A review in the journal Science and Practice Perspectives details the neurological effects of long-term opiate abuse and how drugs like Percocet cause dopamine to flood the brain. When the catalyst – Percocet – is removed, the brain doesn’t know how to process dopamine in a functional way anymore. This often leads to depression. Individuals may then only feel happiness and relaxation when they’re using the drug.
The Signs of Withdrawal
Withdrawal from an opioid can be made much more comfortable when treatment is rendered in a professional setting. Seeking detox services from skilled medical professionals is highly encouraged. Withdrawal symptoms that can be managed via medical detox include:
- Body aches and pains
- Paranoid thoughts
- Hyperactive behavior
- Cardiac arrhythmias
- Cramps and diarrhea
- Loss of appetite
- Trouble sleeping
- Agitated mood
- Episodes of rage or anger
- Cravings for more Percocet
How Medical Detox Helps
Initially, most people who abuse opioids like Percocet think it’s nearly impossible to stop. They may have tried on their own before and realized just how strong the withdrawal symptoms and cravings are for the drug and that often sways their belief in their ability to recover from addiction.
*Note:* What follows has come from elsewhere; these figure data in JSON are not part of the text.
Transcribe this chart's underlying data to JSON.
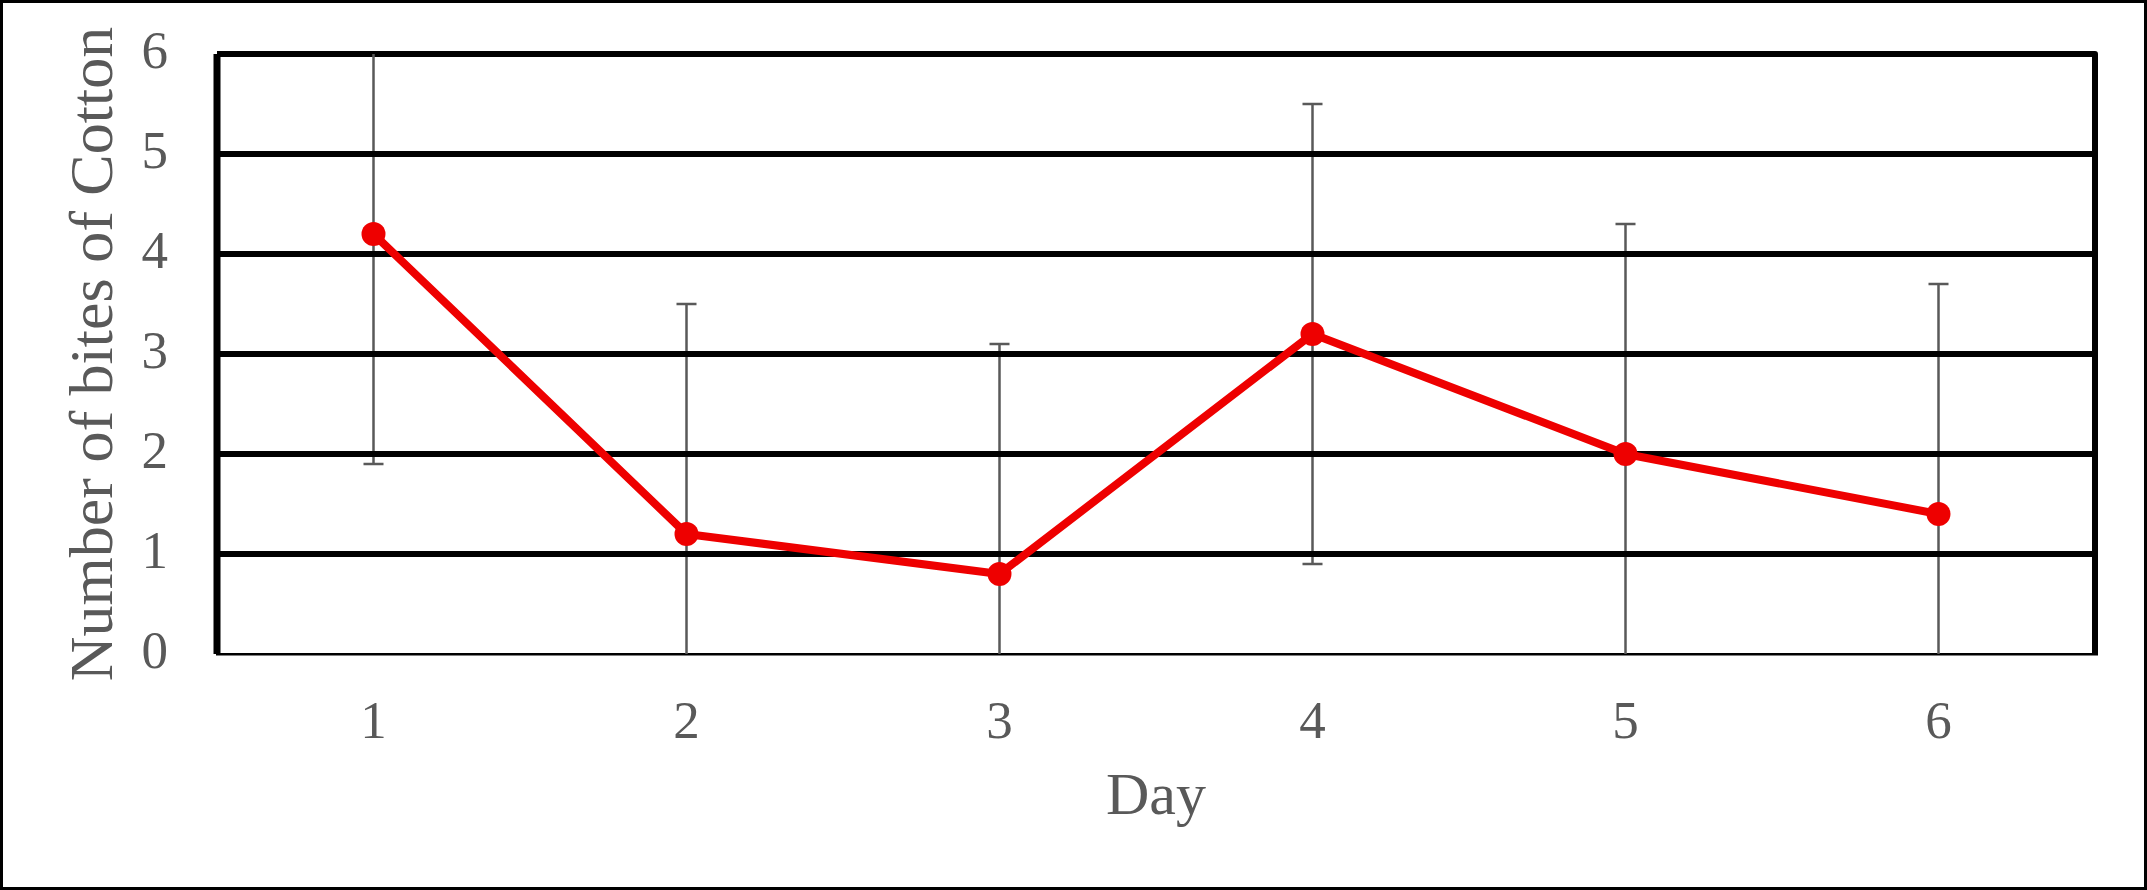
{
  "chart_data": {
    "type": "line",
    "xlabel": "Day",
    "ylabel": "Number of bites of Cotton",
    "categories": [
      "1",
      "2",
      "3",
      "4",
      "5",
      "6"
    ],
    "values": [
      4.2,
      1.2,
      0.8,
      3.2,
      2.0,
      1.4
    ],
    "color": "#ee0000",
    "errors": [
      [
        1.9,
        6
      ],
      [
        0,
        3.5
      ],
      [
        0,
        3.1
      ],
      [
        0.9,
        5.5
      ],
      [
        0,
        4.3
      ],
      [
        0,
        3.7
      ]
    ],
    "ylim": [
      0,
      6
    ],
    "yticks": [
      0,
      1,
      2,
      3,
      4,
      5,
      6
    ],
    "grid": "y",
    "legend": false,
    "marker": "circle",
    "line_style": "solid"
  }
}
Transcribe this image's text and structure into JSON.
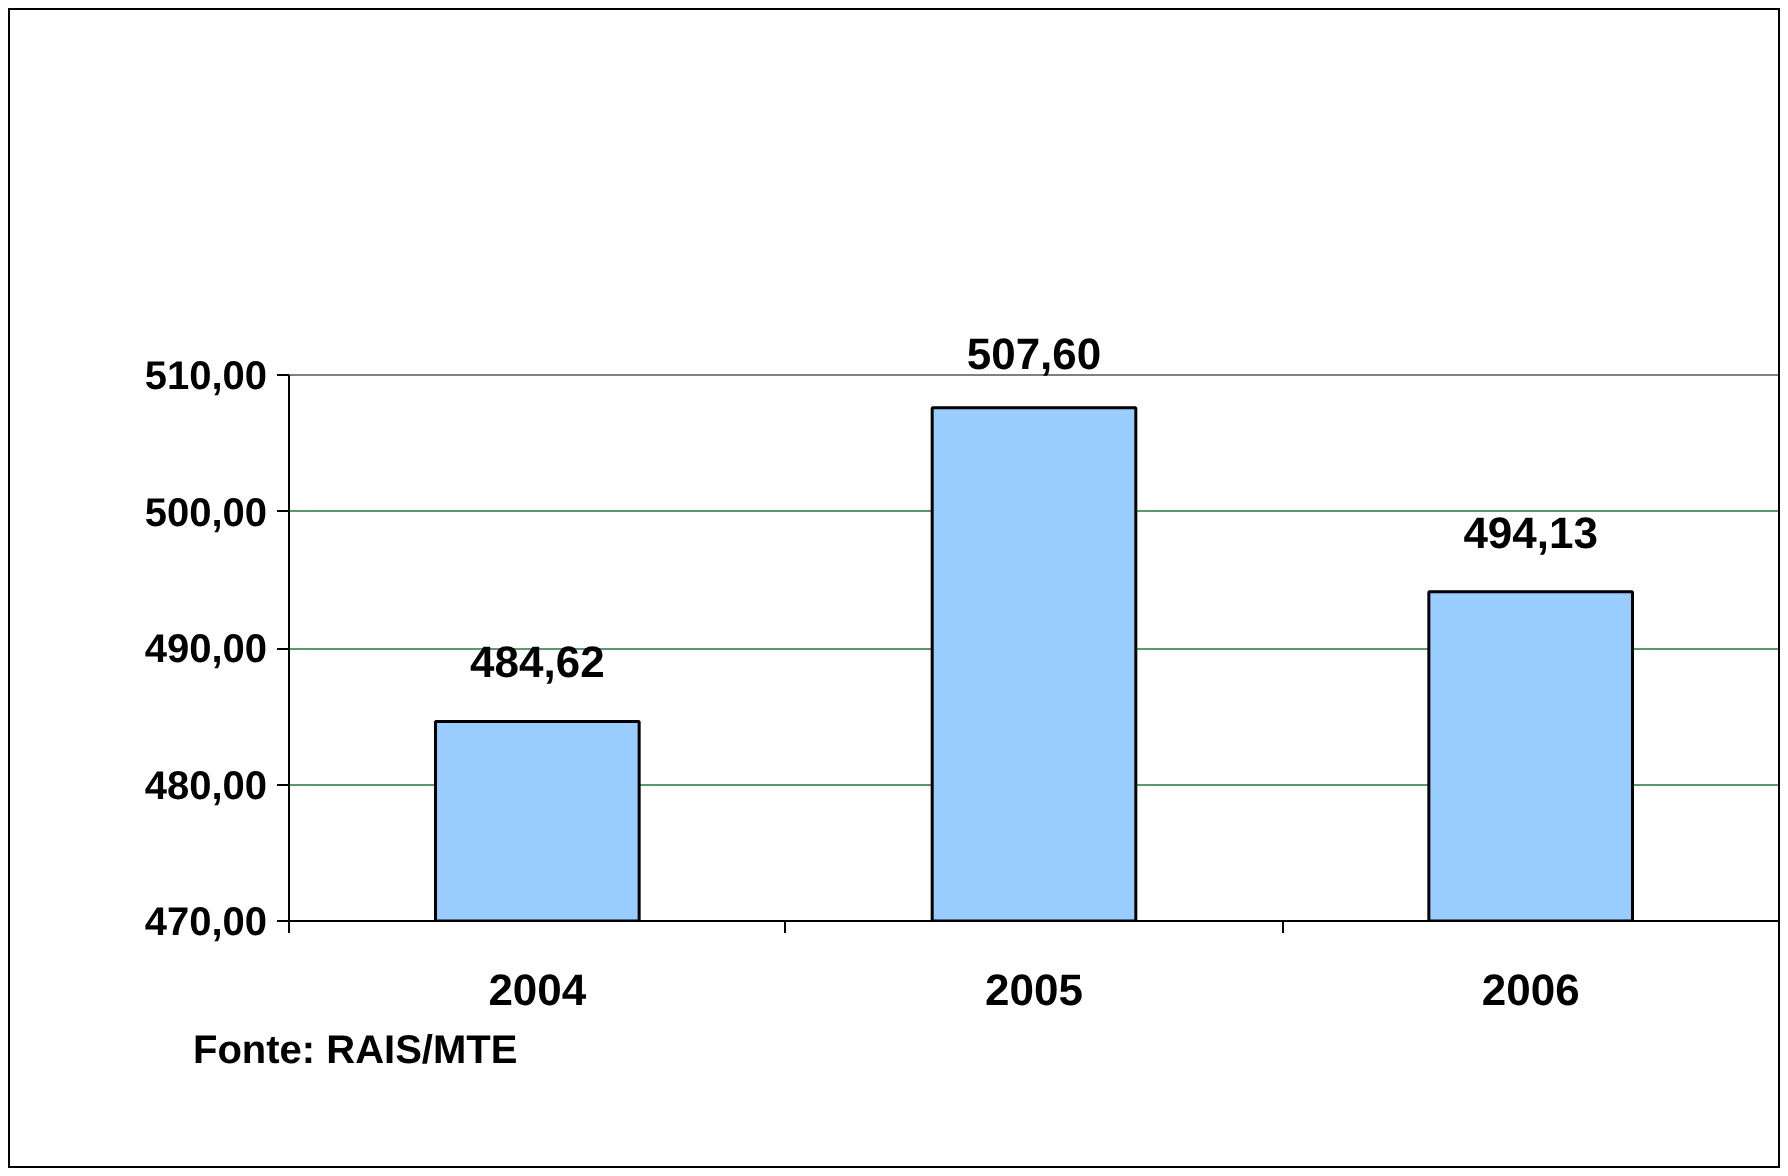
{
  "chart_data": {
    "type": "bar",
    "categories": [
      "2004",
      "2005",
      "2006"
    ],
    "values": [
      484.62,
      507.6,
      494.13
    ],
    "value_labels": [
      "484,62",
      "507,60",
      "494,13"
    ],
    "color": "#99ccff",
    "ylim": [
      470,
      510
    ],
    "yticks": [
      {
        "value": 470,
        "label": "470,00"
      },
      {
        "value": 480,
        "label": "480,00"
      },
      {
        "value": 490,
        "label": "490,00"
      },
      {
        "value": 500,
        "label": "500,00"
      },
      {
        "value": 510,
        "label": "510,00"
      }
    ],
    "grid": "y",
    "annotations": [
      "Fonte: RAIS/MTE"
    ]
  }
}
It shouldn’t. Recovering from addiction is entirely possible and happens all the time. In 2012, the Substance Abuse and Mental Health Services Administration reported that 10 percent of admissions cited their primary drug of abuse as being a non-heroin opioid, such as Percocet.
The early stages of withdrawal can be medicated during a client’s time in treatment. The typical protocol is to introduce a dose of buprenorphine or methadone dependent on how much Percocet the individual has been abusing. A dose of the treatment drug may be somewhat high initially. Over time, that dose is dropped to slowly wean the individual off the replacement medication.
Utilizing a long-term medication program, such as the use of buprenorphine or methadone, allows the process to be much safer and reduces the likelihood of relapse while the lessons of therapy take hold.
These programs are different from other methods of withdrawal. The initial dose of treatment medications will be tapered down slowly over time, but most who opt for medicated treatment can expect to be on buprenorphine or methadone for at least a year – the recommended minimum, per NIDA. Other initial symptoms of withdrawal can be managed with other medications, such as anti-anxiety medications, antidepressants, and mild pain relievers like ibuprofen.
Recovery is possible, and it’s a lot easier to achieve with help. Professional detox services and capable treatment professionals who can recommend the right medications, therapy, and long-term services to assist people in recovery make all the difference in a successful treatment approach.